The meaning of emojis can vary according to the language and the time of year
The results highlight that some emojis have different meanings in different countries or in different seasons. As Barbieri indicates, this is in line with many previous findings that suggest that emojis are used highly subjectively and that we interpret them differently.
For example, in Spain, the clover emoticon 🍀 is used in a context of friendship and love, while in other countries it is used mainly in relation to luck or the symbol of Ireland
“Our results suggest that even though the general semantics of emojis is similar in different languages, we have identified some of them that are not used in the same way in one language or in another, which may be related to the cultural differences between countries”, they state.
For example, in Spain, the clover emoticon 🍀 is used in a context of friendship and love, while in other countries it is used mainly in relation to luck and the symbol of Ireland. Regarding changes in meaning according to the seasons of the year, “we found that even though most emojis retain their semantics, specific differences are identified. Two examples are the gift 🎁 and pine 🌲 emojis, which are used in winter as emoji related to Christmas but in spring and summer are used to mark a birthday present and a tree, respectively”.

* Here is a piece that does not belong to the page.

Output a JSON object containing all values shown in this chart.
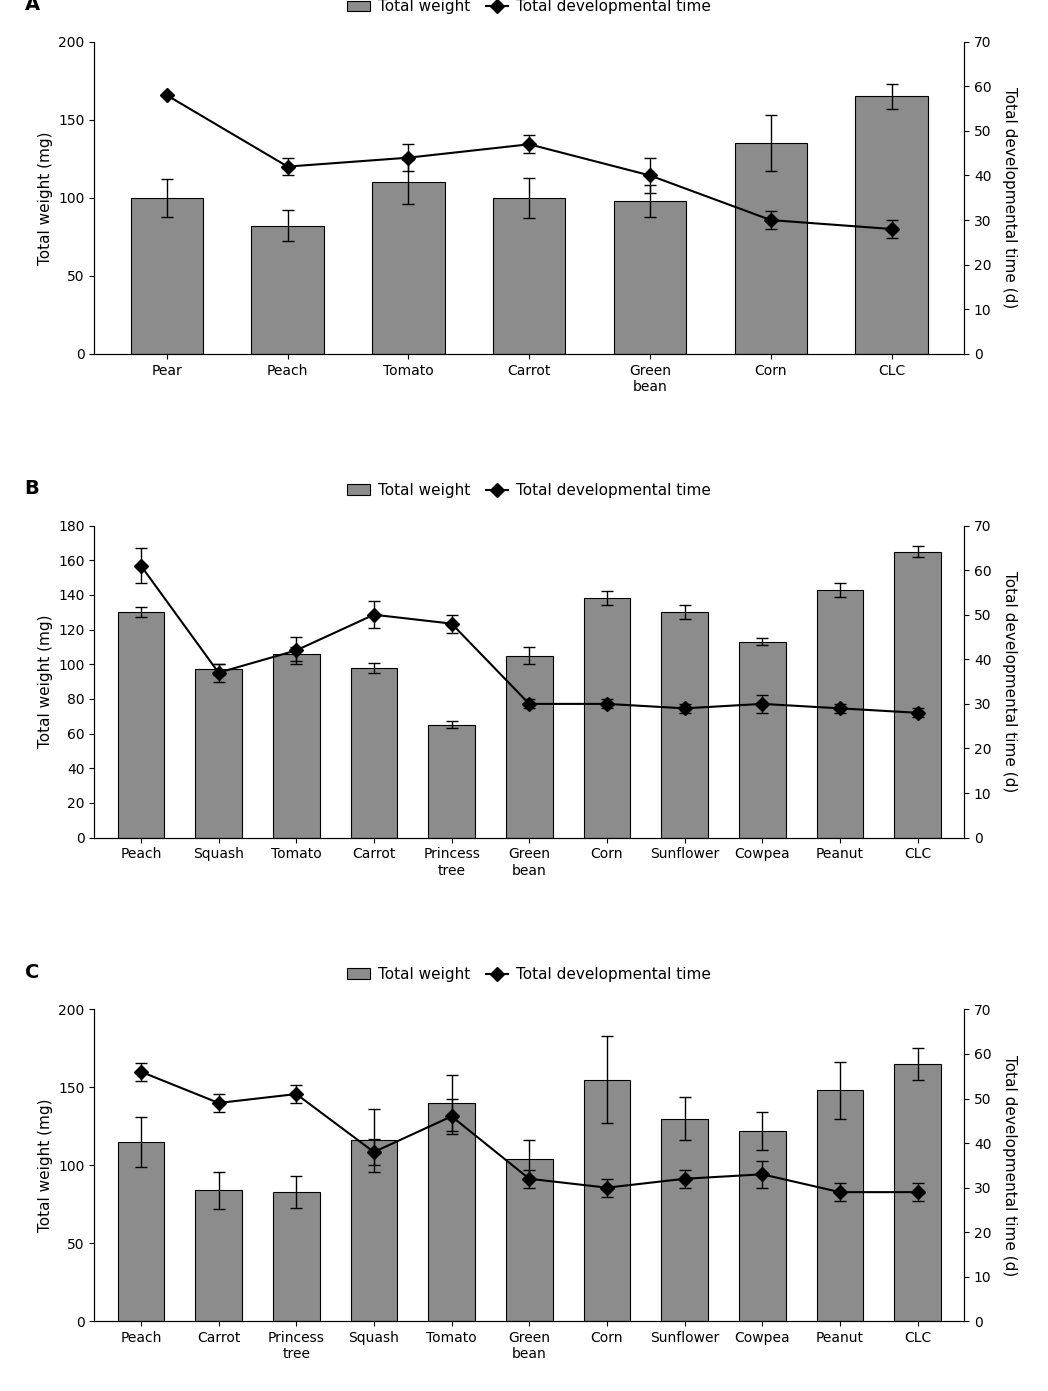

This research could be useful in future studies to understand the language of social networks. “In the future, we are planning more extensive analyses to automatically detect and interpret finer differences in the semantics of emojis”, Barbieri adds.
Detecting real time changes in semantics according to social events and trends; thoroughly investigating the compositional meaning of emojis, or predicting the most likely emoticons for applying to text are some of the themes for developing in this research line. “This is not an easy task, since we have seen that emojis are used highly subjectively, and we all use them differently”, Barbieri concludes.
Francesco Barbieri (2018), Machine Learning Methods for Understanding Social Media Communication: Modeling Irony and emojis, doctoral thesis supervised by Horacio Saggion, defended on 25 January at Pompeu Fabra University. Best doctoral thesis according to the Spanish Society for Natural Language Processing 2019. Published in the TDX repository.